Widespread implementation of screening mammography has enabled earlier detection of breast cancer and subsequently improved outcomes. However, there are limitations to current processes, as global access to screening mammography is constrained by availability of specialized radiologists and the potential for variation in performance among human readers. To address these restrictions, artificial intelligence (AI) computer-aided detection (CAD) algorithms are gaining increased attention worldwide. An evaluation recently published in JAMA Oncology compared the results of 3 different AI CAD algorithms as readers of a large set of mammographic examinations. The retrospective case-control study included women aged 40 to 74 years from the Swedish Cohort of Screen-Aged Women data set, who were invited for screening examinations between 2008 and 2015. The final study sample included 8805 women, 739 of whom received a diagnosis of breast cancer. One AI CAD was found to reach—and in some comparisons surpass—the performance level of radiologists in assessing screening mammograms (81.9% sensitivity at 96.5% specificity). These results compare favorably with Breast Cancer Surveillance Consortium benchmarks (86.9% sensitivity at 88.9% specificity). Combining the first readers with the best AI CAD identified more positive cases than a combination of 2 human readers. When AI CAD assessments were used as the starting point, cancer detection increased by an estimated 8%, while abnormal assessments (true positives plus false positives) increased by 77%. Dr Mattie Salim et al suggest that a cost-benefit analysis of the addition of a first reader to the AI CAD algorithm would help to determine the economic implications of adding a human reader.
High level: Although AI CAD algorithms have not been approved for use as independent readers by the US Food and Drug Administration, these results suggest that a commercially available AI CAD algorithm should be further evaluated as an independent reader in prospective clinical trials to determine whether these results will translate to success in routine clinical practice. In a commentary, Dr Constance Dobbins Lehman notes that if AI models are proven able to reliably sort women with cancer detected on their mammograms from those without cancer, the life-saving potential of quality screening mammography could be made available and affordable to a large population of women globally who currently do not have access to adequate screening.

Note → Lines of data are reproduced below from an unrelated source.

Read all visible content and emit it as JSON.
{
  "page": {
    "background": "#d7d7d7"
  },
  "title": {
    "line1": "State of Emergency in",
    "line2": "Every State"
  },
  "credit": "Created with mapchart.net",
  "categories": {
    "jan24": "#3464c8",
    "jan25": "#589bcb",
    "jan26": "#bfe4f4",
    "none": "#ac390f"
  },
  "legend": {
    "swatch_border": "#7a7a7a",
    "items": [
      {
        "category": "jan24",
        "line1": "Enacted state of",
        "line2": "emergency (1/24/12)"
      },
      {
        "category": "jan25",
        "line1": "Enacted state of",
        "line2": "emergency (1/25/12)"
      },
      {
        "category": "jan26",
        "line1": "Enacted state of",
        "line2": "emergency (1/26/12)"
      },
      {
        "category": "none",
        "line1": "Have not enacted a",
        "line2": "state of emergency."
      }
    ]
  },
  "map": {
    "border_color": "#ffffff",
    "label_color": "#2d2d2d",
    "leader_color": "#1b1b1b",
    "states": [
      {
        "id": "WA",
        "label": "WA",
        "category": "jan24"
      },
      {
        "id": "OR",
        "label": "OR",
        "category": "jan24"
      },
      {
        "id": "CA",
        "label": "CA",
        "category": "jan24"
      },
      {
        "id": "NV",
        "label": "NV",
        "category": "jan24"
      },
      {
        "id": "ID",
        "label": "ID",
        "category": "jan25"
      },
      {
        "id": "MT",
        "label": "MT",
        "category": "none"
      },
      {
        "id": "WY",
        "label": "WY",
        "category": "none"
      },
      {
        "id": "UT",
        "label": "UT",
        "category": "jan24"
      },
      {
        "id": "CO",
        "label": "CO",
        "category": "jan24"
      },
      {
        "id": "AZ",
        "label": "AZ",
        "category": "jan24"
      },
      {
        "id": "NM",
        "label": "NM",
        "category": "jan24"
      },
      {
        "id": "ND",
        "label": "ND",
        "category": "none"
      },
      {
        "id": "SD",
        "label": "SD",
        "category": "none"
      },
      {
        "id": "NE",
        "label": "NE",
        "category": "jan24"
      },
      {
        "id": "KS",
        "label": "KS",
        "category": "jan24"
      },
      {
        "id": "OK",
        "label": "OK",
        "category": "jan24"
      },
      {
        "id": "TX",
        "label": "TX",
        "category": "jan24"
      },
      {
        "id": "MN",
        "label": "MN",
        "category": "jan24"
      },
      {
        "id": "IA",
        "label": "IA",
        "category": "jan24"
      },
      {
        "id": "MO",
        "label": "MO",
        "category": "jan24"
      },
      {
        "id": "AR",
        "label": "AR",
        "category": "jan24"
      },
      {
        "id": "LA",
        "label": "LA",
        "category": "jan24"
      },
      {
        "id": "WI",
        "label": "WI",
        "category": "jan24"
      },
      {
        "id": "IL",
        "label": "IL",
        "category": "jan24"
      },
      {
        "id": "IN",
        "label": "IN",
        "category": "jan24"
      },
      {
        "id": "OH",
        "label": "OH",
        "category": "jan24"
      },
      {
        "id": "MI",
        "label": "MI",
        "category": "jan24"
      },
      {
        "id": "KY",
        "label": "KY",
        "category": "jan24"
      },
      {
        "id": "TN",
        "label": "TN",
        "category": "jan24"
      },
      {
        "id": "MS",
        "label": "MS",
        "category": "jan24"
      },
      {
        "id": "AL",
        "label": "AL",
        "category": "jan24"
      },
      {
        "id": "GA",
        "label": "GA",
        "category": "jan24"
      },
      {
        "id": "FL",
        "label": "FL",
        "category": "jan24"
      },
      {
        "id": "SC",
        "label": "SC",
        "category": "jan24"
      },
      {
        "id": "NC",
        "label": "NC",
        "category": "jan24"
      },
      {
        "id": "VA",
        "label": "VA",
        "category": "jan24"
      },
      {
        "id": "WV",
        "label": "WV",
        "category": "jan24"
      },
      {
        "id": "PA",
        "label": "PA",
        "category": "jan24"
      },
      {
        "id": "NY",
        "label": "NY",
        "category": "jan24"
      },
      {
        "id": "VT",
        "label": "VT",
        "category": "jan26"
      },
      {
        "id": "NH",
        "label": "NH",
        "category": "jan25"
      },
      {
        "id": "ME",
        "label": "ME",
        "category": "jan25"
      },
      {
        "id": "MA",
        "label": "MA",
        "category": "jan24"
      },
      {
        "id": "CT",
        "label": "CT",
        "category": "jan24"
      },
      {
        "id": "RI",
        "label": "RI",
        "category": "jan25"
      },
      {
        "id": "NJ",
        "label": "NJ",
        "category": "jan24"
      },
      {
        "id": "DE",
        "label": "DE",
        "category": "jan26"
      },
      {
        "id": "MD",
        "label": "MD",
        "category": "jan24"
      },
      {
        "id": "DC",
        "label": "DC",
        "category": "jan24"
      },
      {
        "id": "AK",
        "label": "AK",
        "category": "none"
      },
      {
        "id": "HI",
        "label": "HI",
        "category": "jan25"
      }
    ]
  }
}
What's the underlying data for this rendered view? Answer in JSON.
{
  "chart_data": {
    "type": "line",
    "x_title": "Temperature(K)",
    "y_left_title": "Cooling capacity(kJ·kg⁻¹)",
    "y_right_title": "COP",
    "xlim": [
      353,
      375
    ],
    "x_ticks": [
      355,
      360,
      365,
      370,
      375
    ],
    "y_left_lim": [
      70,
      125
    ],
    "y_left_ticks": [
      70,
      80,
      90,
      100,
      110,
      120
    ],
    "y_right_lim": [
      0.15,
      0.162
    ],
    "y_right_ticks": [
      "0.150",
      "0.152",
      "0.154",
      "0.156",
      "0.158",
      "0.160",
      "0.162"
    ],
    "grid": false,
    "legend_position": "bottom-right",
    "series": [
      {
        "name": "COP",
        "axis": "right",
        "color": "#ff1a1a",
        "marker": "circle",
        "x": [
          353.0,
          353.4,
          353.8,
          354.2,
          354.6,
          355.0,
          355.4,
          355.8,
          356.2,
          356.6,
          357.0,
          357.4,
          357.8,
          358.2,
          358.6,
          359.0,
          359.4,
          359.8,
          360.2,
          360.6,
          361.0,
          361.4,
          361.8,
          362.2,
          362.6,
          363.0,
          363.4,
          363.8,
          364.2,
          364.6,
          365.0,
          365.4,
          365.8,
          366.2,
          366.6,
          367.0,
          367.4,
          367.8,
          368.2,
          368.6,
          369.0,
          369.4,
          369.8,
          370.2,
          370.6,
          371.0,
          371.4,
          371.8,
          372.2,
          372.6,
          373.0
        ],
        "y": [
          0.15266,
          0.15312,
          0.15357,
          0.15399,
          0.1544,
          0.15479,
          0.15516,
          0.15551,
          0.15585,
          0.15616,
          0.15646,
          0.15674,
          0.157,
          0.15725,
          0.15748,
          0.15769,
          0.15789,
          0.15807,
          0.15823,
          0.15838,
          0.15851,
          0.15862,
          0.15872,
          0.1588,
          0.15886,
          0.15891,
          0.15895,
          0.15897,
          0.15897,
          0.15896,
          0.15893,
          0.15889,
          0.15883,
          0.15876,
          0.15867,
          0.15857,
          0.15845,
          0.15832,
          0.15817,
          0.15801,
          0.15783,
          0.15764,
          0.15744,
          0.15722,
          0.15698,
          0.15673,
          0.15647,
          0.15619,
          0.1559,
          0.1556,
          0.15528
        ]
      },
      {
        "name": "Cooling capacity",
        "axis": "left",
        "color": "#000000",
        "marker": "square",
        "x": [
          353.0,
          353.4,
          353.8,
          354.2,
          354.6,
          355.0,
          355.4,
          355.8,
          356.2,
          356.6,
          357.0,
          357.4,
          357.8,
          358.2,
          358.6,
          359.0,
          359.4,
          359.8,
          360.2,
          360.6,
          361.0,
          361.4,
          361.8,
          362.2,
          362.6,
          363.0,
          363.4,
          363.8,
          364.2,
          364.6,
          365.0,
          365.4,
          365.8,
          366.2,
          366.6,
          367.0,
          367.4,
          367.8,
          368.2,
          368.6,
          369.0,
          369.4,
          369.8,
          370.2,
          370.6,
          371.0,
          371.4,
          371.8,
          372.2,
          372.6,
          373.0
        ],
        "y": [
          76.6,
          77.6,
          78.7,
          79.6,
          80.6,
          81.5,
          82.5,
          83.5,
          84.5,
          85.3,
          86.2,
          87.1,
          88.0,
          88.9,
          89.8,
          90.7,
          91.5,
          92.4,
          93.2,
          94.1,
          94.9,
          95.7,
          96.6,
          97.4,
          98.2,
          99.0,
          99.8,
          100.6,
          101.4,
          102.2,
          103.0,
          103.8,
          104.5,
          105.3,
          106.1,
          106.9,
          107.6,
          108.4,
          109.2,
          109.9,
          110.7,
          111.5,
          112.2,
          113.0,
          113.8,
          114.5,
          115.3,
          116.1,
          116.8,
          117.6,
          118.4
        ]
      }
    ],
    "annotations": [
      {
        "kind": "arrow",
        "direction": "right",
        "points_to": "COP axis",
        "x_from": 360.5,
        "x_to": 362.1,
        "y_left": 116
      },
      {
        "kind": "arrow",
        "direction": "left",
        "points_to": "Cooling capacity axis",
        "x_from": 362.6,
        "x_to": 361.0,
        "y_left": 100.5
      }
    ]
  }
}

Ground level: Currently, every mammogram must be interpreted by a subspecialist, contributing to high costs and limiting access to screening for some women. It also introduces the potential for human error. The results of this study suggest that a commercially available AI CAD algorithm could perform at or above the level of radiologists and improve the effectiveness of breast cancer screening. However, AI CAD algorithms are unlikely to replace humans altogether. Rigorous, prospective clinical studies of AI CAD are needed to determine the optimal screening processes, but given the price of commercial AI systems, Dr Salim et al suggest that a realistic implementation may be 1 radiologist and 1 algorithm.